When a doctor is performing a red reflex test they are looking for a strong, clear red glow from each eye. Warning signs of a problem can be if the two eyes do not look the same (can indicate amblyopia), if there is no reflex,a white reflex (can indicate cataracts), or a white spot (can indicate retinoblastoma). If any of these symptoms are seen the doctor is likely to refer the patient to an ophthalmologist. If doctors are not aware that the red reflex may look paler in black and asian children then they may not be able to properly interpret the results of the test and make an appropriate referral.

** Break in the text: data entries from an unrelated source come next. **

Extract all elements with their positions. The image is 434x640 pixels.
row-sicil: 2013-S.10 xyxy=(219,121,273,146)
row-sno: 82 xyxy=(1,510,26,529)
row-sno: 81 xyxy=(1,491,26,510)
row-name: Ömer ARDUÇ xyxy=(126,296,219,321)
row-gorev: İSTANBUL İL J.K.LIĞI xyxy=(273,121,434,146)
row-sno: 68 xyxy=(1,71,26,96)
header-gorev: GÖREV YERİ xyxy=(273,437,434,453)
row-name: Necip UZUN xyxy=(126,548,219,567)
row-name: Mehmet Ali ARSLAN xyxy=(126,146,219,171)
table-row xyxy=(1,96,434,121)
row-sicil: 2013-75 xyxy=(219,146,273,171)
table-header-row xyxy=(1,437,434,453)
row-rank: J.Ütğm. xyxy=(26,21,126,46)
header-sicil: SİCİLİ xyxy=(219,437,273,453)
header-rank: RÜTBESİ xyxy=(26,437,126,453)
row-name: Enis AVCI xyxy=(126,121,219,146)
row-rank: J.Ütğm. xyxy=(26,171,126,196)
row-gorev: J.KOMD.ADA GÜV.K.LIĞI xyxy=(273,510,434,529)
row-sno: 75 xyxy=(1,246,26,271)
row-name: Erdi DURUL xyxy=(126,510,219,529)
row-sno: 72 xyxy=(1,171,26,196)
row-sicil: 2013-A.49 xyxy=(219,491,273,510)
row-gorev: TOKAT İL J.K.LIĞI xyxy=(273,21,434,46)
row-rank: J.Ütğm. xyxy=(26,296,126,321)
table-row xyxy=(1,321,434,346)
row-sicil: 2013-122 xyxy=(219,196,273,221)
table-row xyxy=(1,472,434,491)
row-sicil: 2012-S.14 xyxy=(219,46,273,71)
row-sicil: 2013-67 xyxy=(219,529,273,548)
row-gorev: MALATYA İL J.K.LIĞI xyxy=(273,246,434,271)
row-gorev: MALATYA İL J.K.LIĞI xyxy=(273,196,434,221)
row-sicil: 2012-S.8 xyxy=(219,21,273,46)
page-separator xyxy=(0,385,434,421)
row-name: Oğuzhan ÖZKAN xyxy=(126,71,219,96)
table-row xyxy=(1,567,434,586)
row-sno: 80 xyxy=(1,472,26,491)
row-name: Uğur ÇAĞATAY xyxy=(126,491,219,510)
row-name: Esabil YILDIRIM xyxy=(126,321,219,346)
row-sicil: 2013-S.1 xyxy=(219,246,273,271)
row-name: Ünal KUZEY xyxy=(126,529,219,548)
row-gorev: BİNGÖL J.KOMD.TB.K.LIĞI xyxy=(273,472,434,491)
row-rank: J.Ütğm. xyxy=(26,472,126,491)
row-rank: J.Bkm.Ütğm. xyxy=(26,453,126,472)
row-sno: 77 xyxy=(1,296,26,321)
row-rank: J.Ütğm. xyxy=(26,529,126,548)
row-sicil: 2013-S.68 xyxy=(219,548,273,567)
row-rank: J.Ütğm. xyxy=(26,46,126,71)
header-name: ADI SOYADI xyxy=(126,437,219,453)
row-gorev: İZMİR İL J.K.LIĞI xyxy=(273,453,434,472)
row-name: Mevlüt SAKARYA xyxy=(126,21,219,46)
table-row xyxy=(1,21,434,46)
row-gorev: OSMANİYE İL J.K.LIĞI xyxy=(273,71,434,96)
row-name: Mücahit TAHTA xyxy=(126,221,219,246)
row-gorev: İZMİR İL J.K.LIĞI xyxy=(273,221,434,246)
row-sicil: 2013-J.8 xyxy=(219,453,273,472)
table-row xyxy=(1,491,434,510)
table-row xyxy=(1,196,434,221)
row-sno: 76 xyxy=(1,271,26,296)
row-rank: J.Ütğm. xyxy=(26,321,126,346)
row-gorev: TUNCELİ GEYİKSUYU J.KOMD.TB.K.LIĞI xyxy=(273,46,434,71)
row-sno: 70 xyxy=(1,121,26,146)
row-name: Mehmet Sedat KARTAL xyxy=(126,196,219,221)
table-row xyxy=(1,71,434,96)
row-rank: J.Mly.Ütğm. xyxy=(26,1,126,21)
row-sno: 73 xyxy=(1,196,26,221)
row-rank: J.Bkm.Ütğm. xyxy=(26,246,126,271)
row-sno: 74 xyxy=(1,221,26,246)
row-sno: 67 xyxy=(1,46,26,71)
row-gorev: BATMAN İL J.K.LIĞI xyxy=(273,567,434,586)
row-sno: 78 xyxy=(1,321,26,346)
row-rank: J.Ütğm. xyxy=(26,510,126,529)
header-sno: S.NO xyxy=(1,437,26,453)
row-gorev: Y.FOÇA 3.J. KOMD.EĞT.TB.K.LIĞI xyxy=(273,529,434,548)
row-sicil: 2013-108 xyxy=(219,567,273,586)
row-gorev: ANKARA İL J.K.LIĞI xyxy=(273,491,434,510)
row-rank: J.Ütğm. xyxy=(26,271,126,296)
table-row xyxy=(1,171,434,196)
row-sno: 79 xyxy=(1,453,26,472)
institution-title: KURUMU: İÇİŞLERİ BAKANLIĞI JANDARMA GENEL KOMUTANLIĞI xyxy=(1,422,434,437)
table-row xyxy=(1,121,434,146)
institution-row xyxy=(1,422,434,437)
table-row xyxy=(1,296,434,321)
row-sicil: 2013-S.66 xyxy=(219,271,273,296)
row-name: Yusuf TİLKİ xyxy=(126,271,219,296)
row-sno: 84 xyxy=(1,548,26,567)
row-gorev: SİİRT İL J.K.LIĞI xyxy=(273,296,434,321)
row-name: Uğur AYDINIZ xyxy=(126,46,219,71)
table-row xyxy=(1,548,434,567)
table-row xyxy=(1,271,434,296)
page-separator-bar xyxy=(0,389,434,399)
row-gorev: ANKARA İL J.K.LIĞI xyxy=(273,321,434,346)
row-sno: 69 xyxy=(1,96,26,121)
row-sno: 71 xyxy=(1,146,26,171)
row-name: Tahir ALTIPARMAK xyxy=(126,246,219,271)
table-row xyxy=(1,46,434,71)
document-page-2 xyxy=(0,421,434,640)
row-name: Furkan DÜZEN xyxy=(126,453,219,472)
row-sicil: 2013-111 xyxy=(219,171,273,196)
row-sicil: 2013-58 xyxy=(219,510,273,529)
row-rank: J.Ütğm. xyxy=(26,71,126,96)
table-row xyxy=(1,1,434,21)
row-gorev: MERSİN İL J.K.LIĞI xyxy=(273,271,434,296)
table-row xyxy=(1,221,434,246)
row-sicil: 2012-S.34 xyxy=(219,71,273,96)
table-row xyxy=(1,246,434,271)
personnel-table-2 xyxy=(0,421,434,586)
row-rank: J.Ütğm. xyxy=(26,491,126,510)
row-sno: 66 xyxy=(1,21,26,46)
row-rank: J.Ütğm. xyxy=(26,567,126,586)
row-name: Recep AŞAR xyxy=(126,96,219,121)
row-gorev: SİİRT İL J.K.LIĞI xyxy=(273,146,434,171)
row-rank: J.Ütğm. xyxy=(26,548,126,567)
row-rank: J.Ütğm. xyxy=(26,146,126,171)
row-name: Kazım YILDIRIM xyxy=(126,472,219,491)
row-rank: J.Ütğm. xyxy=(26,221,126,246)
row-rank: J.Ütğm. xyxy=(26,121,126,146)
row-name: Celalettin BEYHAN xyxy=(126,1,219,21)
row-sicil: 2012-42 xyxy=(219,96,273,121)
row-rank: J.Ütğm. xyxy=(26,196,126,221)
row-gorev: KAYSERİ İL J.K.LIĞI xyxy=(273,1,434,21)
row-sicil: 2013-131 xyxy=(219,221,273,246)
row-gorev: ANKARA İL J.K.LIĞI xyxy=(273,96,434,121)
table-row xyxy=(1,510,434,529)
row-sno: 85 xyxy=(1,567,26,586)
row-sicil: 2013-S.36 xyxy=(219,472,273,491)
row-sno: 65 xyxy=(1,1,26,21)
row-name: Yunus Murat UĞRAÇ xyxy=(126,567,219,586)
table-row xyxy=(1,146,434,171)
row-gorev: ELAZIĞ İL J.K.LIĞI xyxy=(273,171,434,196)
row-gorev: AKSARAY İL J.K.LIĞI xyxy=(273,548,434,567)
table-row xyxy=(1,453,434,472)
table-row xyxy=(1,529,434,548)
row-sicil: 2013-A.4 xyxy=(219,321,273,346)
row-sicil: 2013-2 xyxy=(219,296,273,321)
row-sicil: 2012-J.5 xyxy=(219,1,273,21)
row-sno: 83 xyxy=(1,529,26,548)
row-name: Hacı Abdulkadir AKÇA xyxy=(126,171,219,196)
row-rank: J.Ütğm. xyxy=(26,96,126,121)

Aniridia Network UK Chair Katie said “In our opinion the red reflex test is probably not that useful in directly diagnosing aniridia. The pupils are normally dilated before performing the test to allow more of the retina to be seen. This could mean the doctor will be less likely to notice that an aniridia patient’s pupil is already fully dilated due to the lack of iris. However, the test does pick up on other eye problems such as cataracts and amblyopia which are quite common in children with aniridia. Hopefully this new guidance will lead to a quicker diagnosis for black and Asian infants with many different eye conditions.
She added “We were delighted to have Fuad’s daughter Shakila and her mother at the Aniridia Network UK Conference 2013 in London and hope to help them more in future.”